Hedera Hashgraph (HBAR) has exploded following the announcement that FedNow will be integrating Hedera via the Dropp dApp, but with price rocketing up +20% - is it too late to buy Hedera?
The integration announcement comes amid a wave of project growth news from Hedera, with big names like Kia, Hyundai, and Microsoft all making significant partnerships in recent weeks.
However, the FedNow integration is particularly significant as it marks the first formal connection between Hedera and the Federal Reserve.
In the aftermath of the huge announcement, Hedera Hashgraph is trading high at a current price of $0.0725 (representing a 24-hour change of +10.70%).
The FedNow announcement could not have come at a more perfect time in Hedera technical structure, with markets exploding +20% on August 14.
Strong footing from the 20DMA served as the perfect launchpad as HBAR undertook a critical re-test of the 200DMA.
This converged with a local support level at $0.06 to provide legs to the massive price move which has now grown to an impressive +32.14% - situated above a local support level at $0.07.
Yet, despite the exciting breakout, Hedera's indicators could become a source of anxiety for bag holders and traders alike.

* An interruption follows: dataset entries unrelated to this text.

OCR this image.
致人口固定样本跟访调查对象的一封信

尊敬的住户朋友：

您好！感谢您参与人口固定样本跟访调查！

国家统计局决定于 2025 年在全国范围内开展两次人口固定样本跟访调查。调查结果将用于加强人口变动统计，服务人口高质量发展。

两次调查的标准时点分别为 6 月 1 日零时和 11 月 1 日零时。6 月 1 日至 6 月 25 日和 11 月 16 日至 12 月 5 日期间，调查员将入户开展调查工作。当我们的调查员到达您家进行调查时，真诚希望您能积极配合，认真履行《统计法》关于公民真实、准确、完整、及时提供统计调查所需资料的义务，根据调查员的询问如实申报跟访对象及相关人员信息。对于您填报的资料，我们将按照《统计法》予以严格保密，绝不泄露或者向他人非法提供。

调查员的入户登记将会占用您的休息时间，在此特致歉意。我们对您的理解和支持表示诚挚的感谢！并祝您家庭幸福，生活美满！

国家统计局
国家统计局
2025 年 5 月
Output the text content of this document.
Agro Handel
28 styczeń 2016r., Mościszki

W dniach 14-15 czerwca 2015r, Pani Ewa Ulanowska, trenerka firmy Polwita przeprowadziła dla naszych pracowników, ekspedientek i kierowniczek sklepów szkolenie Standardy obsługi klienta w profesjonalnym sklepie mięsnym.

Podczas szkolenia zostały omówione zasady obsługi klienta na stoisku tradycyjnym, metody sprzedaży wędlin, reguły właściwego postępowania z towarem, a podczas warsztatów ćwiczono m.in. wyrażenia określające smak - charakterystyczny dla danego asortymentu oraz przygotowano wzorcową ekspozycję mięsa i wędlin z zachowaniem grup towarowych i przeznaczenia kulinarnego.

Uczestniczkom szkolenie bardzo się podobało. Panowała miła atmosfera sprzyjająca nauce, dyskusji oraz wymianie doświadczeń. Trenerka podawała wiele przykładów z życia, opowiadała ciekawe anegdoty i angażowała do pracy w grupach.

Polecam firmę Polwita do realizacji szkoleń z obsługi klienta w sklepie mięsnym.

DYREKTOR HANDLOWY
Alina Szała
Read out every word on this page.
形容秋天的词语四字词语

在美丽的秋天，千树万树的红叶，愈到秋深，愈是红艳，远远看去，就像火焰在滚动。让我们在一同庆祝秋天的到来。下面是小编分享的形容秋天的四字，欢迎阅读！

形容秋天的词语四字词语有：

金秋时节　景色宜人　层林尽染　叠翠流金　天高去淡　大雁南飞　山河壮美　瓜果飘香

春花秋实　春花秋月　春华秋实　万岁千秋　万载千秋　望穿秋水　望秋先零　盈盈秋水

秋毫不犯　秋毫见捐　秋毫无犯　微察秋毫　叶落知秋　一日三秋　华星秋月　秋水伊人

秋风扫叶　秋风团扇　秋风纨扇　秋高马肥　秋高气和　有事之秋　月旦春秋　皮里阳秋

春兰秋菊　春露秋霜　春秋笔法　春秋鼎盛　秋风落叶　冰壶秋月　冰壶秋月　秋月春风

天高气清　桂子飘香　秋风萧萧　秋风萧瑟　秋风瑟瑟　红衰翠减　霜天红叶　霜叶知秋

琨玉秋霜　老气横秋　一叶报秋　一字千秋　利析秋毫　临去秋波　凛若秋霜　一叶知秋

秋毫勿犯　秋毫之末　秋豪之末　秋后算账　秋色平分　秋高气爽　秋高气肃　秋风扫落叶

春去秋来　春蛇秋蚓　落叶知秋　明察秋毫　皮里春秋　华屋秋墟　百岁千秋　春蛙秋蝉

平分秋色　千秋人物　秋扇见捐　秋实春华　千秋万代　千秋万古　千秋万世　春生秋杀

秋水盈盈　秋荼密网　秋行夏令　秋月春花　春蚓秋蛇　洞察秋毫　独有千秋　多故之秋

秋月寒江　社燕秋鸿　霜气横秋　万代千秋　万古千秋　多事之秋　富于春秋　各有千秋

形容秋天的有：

The RSI has become extremely over-heated on the upside move, displaying a worrying overbought signal at 76.24.
And even though price action has been explosive, the MACD remains moderate in its bullish divergence at 0.0013.
Upside potential could become unhinged here, if price action continues to press high beyond the $0.0785 level then Hedera will have an upside target at $0.0925 (+27.75%) - however, this could come after a period of consolidation due to the over-heated RSI.